How Fast Sound Travels through Water, Air, and Solid

Sound is a wave derived when a disturbance oscillates through a given medium. Mediums include water, gas, or solid, and when particles in such mediums vibrate sound becomes the result.  According to Christov and Jordan (2005), sound is typically a wave of alternating expansions and compressions, and being a wave of alternating expansions and compressions, it bounces back more easily on less compressible mediums. According to mediums such as water are about 15000 times less compressible than air, but its density is 800 times more (Linder and Erickson, 1989). This extra density in this medium means that molecules move slower and in process slowing the compression wave. As a result water's high density, it lowers incompressibility thus making it easy for sound to travel faster in water than in air. It can be argued further that sound travels faster in diamond because it is incompressible and has an extremely low density. In essence, the two sources offer substantial grounds to further my research on how fast sound travels across three mediums: water, solid, and air.

Hypothesis

My main hypothesis is “sound travels faster in water than it does in air and solid” I intend to prove whether the stated hypothesis is correct or wrong at the end of the research. According to Christov and Jordan (2005), the speed of sound in any medium can be determined by the equation: v = (Kρ)-½ Where, v is the speed of sound, K is the compressibility, and ρ is the density. Equally, the principle that speed=distance/time is of great importance in arriving at the conclusion herein. Density, speed, and compressibility are a major determinates in arriving at how fast sound travels through a medium. Ideally, it is important to substantiate my hypothesis based on the following scientific concept.

Methods

Independent Variable

The Independent Variable is what the researcher is altering during the research process, and it is none other than the water glasses (one filled with water, another with ice, and another one left empty).

Dependent Variables

Equally, for the research, the dependent variables are the amount of time it takes one to hear the vibrations after tapping. Time will be measured in seconds.

Control variables

The empty glass acts as the control variable

The same type of glasses for each test. The glasses should be doing the same work for each test (air, solid, and water)

Confounding Variable

Confounding variables (aka third variables) is the variable that the researcher failed to control, or eliminate; during the experiment is room temperature. Room temperature was constant during the entire process.

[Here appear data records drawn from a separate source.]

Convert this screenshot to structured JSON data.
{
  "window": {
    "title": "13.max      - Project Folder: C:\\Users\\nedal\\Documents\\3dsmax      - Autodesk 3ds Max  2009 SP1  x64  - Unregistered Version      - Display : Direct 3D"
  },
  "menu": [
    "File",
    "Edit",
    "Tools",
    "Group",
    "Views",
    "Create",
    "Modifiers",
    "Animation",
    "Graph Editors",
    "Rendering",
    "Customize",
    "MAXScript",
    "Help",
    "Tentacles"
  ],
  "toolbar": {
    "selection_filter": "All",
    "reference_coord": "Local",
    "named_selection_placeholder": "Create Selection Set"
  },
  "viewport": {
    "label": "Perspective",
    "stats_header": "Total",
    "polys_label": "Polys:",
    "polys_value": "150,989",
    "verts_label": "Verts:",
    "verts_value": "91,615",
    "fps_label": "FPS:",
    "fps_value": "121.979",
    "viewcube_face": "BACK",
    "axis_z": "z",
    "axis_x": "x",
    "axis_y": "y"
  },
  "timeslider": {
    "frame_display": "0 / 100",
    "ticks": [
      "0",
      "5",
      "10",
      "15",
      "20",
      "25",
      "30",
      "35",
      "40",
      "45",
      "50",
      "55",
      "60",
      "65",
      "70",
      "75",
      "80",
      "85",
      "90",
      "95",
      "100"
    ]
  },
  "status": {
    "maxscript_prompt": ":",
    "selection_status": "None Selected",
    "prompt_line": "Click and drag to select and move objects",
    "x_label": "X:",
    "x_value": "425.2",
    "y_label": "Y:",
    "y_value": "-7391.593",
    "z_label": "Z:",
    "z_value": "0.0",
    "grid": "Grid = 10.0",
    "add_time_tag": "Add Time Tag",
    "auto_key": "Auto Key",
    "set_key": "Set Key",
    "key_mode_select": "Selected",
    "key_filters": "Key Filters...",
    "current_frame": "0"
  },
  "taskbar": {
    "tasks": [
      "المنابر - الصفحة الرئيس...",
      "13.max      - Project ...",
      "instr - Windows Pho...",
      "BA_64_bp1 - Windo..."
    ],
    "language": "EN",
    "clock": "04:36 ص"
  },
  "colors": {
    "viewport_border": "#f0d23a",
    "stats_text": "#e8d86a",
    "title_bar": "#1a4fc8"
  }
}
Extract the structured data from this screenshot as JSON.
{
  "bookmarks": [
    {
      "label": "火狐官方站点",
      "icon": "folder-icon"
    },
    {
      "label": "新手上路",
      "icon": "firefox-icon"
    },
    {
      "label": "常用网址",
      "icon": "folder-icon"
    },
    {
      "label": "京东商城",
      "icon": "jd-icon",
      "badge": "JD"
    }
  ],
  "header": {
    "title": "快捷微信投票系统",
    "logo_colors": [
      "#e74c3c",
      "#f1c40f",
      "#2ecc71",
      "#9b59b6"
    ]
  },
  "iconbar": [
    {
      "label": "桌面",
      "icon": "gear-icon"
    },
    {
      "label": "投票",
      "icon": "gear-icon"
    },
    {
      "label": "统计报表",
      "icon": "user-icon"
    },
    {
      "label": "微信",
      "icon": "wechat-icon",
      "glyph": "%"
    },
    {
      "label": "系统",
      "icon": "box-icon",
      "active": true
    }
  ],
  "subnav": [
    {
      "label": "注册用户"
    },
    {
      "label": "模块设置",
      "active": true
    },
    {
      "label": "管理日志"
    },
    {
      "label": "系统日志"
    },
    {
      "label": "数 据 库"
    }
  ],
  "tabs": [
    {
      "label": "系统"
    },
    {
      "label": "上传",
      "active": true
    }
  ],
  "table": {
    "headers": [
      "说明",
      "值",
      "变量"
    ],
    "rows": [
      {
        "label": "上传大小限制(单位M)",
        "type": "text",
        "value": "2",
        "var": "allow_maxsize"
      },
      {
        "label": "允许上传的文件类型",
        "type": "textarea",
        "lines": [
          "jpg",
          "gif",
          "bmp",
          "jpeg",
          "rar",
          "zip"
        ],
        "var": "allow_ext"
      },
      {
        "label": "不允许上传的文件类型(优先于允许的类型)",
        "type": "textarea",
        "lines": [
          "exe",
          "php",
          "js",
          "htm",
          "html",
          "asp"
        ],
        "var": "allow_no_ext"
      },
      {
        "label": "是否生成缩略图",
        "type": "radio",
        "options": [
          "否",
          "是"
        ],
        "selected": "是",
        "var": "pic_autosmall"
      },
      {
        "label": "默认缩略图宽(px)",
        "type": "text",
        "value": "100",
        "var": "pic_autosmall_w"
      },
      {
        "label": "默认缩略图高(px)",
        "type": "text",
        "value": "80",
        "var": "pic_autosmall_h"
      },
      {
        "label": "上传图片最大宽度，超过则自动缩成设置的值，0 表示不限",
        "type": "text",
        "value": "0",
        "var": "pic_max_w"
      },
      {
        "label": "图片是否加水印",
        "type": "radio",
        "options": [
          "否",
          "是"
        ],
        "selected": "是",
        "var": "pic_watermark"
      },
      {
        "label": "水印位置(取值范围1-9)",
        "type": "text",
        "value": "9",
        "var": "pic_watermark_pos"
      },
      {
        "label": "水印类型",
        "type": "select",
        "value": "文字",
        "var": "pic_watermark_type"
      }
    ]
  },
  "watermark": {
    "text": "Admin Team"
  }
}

Uncontrolled Confounding variables

The strength or rather the power of hitting the glass was uncontrollable per glass. How the researcher hit one glass with the rod was not how he hit the other.

Materials

The entire process involves bringing three glasses of similar sizes, timer, a table, three ice cubes, and water. I will fill one glass to a 2/3 full, the second one put the three ice cubes, and the final one leaves it empty. What follows is to have a different person tap the first glass with a rod as you place your head and ear on the table to time the exact time it takes to hear a vibration with a timer. The hitting of the second glass of water will be done after the first recording time taken to hear the first vibration. The same thing will be done for the third glass.

Results

Material

Force

Speed/vibration

Glass with 2/3 water

Soft

1.47 seconds

Glass with 2/3 ice cubes

Hard

1.20 seconds

Empty Glass

Low

2.23 seconds

From the results of sound, conduction is faster in solids than it is on air (empty glass) and water. In air (2.23 seconds) sound conduction is slow because the particles are far apart and have to travel far before bumping into each other to generate a vibration. Ideally, even though there is little resistance in the air to start a wave it typically takes longer for the particles to collide and create sound. In water (1.47 seconds), particles are much closer than they are in air hence easier to initiate a vibration. But despite having water particles closer together, it takes more energy to initiate a vibration in water than it is in the air. Fait sound in air cannot cause vibrations in water as it cannot force water particles to collide. Finally, in solids (1.20 seconds) particles are very close to each other and are typically easier to initiate a vibration than in air and water. Nevertheless, more energy is required to propel the vibration.

Conclusion

In conclusion, based on the research and existing literature the hypothesis is refutable. This is because there is no way sound will travels faster in water than it does in air and solid. The correct statement is that sound travels faster in solid than it does in air and liquid. From the research, sound passed faster and clearer through a glass filled with ice cubes followed by the glass with water, and finally, the glass that was empty. Therefore, sound travels differently across mediums and what determines the speed of sound is the energy used to influence wave generation.  Nevertheless, sound passes across all mediums except a vacuum. 

References

Christov, C. I., & Jordan, P. M. (2005). Heat conduction paradox involving second-sound propagation in moving media. Physical review letters, 94(15), 154301.

Linder, C. J., & Erickson, G. L. (1989). A study of tertiary physics students’ conceptualizations of sound. International Journal of Science Education, 11(5), 491-501.